En créant « les rencontres de frères » il pousse les
pauvres à se réunir pour écouter la Parole de Dieu
et s’organiser afin d’améliorer leurs conditions de vie.
Alors que le pasteur parle à la radio, de nombreuses
personnes écoutent ces paroles d’espérance qui poussent
à l’action.
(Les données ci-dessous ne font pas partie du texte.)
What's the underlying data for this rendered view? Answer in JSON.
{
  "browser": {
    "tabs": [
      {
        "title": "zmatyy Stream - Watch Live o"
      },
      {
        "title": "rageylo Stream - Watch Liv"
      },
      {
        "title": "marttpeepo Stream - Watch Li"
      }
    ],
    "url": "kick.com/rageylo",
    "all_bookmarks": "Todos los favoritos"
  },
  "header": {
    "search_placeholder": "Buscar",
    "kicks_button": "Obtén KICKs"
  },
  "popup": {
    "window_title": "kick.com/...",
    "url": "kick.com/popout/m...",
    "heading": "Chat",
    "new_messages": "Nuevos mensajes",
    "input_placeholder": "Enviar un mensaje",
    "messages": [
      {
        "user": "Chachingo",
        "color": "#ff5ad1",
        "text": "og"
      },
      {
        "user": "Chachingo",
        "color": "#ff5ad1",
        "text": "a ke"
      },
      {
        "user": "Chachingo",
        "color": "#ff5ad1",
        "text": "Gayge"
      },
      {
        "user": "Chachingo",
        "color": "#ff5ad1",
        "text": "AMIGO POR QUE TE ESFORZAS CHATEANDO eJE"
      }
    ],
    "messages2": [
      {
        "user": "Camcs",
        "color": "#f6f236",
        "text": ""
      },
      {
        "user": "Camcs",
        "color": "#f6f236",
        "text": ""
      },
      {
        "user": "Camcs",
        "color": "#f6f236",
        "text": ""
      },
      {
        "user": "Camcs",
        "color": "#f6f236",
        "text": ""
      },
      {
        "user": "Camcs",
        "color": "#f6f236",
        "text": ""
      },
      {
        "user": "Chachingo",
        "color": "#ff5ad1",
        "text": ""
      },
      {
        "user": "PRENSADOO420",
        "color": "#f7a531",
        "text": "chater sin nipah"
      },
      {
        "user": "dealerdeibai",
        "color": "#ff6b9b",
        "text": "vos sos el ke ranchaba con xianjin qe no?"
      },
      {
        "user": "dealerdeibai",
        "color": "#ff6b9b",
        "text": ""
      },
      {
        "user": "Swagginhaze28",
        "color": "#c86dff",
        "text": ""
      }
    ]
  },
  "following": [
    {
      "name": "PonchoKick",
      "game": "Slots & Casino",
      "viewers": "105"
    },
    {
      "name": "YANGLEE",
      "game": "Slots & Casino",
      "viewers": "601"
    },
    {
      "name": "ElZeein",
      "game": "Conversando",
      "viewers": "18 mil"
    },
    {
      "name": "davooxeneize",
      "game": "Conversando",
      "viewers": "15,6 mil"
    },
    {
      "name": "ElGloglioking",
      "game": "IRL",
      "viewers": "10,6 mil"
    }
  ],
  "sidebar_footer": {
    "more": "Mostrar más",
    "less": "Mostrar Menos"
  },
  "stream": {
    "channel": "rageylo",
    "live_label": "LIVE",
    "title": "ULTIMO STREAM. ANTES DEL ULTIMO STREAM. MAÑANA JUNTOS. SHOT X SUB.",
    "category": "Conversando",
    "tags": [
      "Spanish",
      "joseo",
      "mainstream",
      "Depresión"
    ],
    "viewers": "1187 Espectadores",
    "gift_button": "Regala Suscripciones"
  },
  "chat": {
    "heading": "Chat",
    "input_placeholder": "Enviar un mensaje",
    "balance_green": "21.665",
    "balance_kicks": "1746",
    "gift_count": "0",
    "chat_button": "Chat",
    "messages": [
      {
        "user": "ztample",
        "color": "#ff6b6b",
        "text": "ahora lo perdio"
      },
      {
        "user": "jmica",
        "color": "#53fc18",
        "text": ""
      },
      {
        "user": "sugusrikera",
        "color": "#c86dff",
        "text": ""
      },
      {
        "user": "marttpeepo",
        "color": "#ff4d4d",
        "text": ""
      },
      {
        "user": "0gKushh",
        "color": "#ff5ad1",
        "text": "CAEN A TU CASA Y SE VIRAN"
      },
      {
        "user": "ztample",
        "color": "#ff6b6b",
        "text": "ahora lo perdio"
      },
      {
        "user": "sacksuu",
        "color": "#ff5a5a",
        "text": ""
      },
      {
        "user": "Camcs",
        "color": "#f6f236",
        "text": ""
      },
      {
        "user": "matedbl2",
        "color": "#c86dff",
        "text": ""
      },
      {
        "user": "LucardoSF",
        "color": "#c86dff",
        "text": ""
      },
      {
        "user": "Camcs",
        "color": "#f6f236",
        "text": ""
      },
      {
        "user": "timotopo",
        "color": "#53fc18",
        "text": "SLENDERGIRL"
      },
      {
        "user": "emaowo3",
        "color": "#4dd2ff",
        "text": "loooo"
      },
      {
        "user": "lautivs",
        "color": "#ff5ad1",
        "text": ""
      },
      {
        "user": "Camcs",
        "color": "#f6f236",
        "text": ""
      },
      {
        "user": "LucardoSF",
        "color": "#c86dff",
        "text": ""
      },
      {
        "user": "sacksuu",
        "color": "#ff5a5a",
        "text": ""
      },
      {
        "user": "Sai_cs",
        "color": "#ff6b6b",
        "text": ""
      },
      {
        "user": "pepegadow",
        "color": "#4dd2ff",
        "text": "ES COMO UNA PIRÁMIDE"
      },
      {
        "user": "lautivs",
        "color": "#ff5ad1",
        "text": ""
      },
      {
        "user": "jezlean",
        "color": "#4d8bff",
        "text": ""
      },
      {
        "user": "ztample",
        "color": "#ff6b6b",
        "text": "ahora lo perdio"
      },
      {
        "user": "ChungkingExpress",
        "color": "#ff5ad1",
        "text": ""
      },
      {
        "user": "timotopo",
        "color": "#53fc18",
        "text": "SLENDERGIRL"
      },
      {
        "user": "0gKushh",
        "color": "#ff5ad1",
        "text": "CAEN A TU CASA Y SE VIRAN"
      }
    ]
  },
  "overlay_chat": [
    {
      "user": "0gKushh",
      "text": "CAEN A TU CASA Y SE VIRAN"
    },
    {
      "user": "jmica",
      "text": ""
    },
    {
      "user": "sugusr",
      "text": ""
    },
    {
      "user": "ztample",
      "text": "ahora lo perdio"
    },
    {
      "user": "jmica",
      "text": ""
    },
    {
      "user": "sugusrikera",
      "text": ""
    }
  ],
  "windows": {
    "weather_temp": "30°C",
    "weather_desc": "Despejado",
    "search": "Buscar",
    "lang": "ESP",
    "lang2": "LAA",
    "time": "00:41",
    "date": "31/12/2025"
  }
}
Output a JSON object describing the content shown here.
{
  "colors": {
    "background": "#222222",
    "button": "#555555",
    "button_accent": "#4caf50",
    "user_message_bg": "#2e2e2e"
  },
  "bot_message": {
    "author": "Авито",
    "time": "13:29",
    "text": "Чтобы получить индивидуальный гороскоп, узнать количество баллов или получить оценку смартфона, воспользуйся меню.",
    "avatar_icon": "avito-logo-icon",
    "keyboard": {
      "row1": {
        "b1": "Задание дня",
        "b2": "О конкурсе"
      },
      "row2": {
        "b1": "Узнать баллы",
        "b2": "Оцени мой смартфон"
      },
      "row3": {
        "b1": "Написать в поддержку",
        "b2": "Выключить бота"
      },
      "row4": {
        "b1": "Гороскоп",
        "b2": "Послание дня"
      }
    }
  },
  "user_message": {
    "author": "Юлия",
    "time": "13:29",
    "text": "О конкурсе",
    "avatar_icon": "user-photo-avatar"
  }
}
En créant la commission « Justice et
Paix » il engage l’Église au service des droits humains,
défendant prisonniers politiques comme paysans sans
terre et exclus de toutes sortes.

Dans le livre qui sera bientôt publié de nouveau, en
France, Dom Helder écrit : « L’Église tout entière est
appelée à être prophétique, c’est-à-dire à annoncer
la parole du Seigneur, et aussi à prêter sa voix aux sans
voix, à faire exactement ce que le Christ, en
lisant Isaïe, proclama être sa mission à lui : “L’Esprit
du Seigneur est sur moi. Il m’a envoyé porter la bonne
nouvelle aux pauvres, pour ouvrir les yeux, pour libérer…”
C’est toujours la mission de l’Église. »

En France, comme en Amérique latine et dans le
monde entier, des jeunes, des adultes croient qu’un
autre monde est possible. Ils gardent dans le cœur la
fraîcheur et l’utopie de l’Évangile. Ces minorités abrahamiques,
comme les appelle Dom Helder, donnent
une âme au monde.


Le Père Antoine Guérin est ancien secrétaire national du CEFAL.


Lettre du Pôle Amérique latine, n° 76 - mars 2009.